Et de poser la question de la passivité ou complicité du système judiciaire: ainsi, les tribunaux d’appel face aux premiers procès, ainsi que la Cour Suprême ont considéré les disparus comme morts, méconnaissant le caractère permanent du délit de disparition, transformant ces crime en homicide.
De même, le système judiciaire uruguayen, ne reconnaît pas que « les violations de droits humains doivent bénéficier d’une attention particulière dans la façon d’enquêter, la spécificité des délits ou crimes qui doit en être pris en compte... » a témoigné la sénatrice et politologue Constanza Moreira, soulignant la portée négative de la décision de transférer la juge Mariana Mota qui instruisait nombre de dossier de victimes. Absence de tribunaux spécialisés, déplacement des juges, inefficacité du système judiciaire...
Dans les procès sur les crimes de la dictature, « l’analyse juridique ne peut être séparée de l’analyse politique, du macro-terrorisme d’Etat du plan Condor et aujourd’hui encore, il y a une attitude politique qui cherche à changer l’histoire pour la cacher » a expliqué Oscar Lopez Goldaracena, pour qui il faut continuer les procès sans respecter cette décision de la Cour Suprême mais en respectant les lois internationales .
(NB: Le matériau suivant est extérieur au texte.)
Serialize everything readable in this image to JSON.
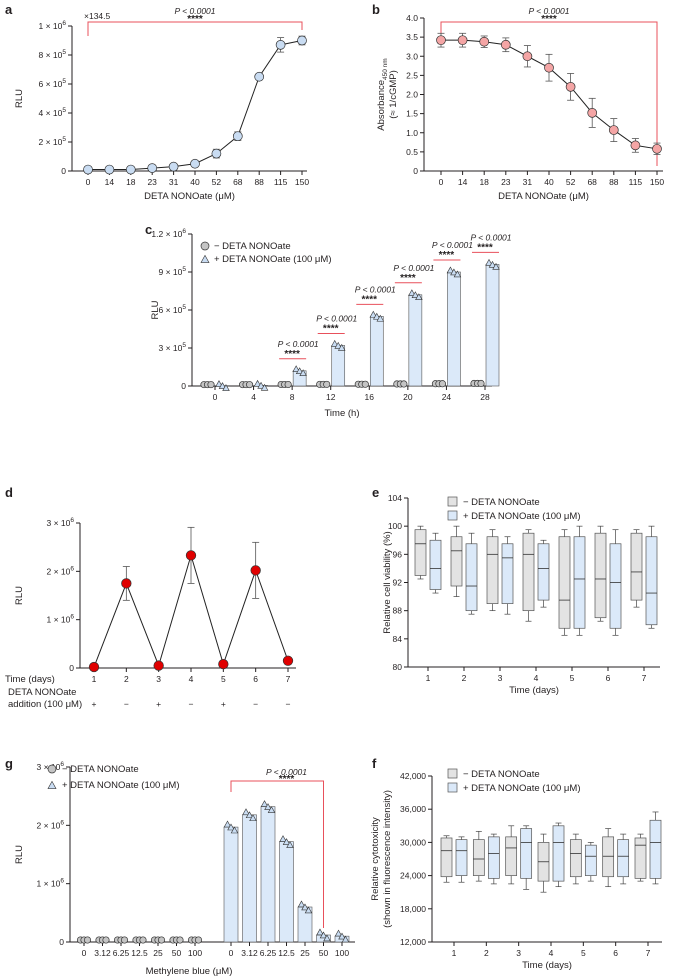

La question est en réalité bien politique : « Il y a un conflit, a rappelé Constanza Moreira, entre la Cour Suprême et le pouvoir exécutif, puisque la première est allée à l’encontre des lois du gouvernement, et ce serait un aveu de faiblesse du gouvernement s’il ne prend pas le problème de front. Il faut une reforme de la procédure pénale, un changement du système de nomination et de carrière dans la justice, une réforme de la constitution pour y inclure le droit à la vérité... ».
Il y a besoin d’une volonté politique et d’une politique engagée contre l’impunité qui passe par des actes , et le gouvernement de Mujica ne peut se défausser: renforcer la protection des droits de l’homme, modifier le système et le fonctionnement de la justice pour garantir l’indépendance des juges et la défense des droits des victimes.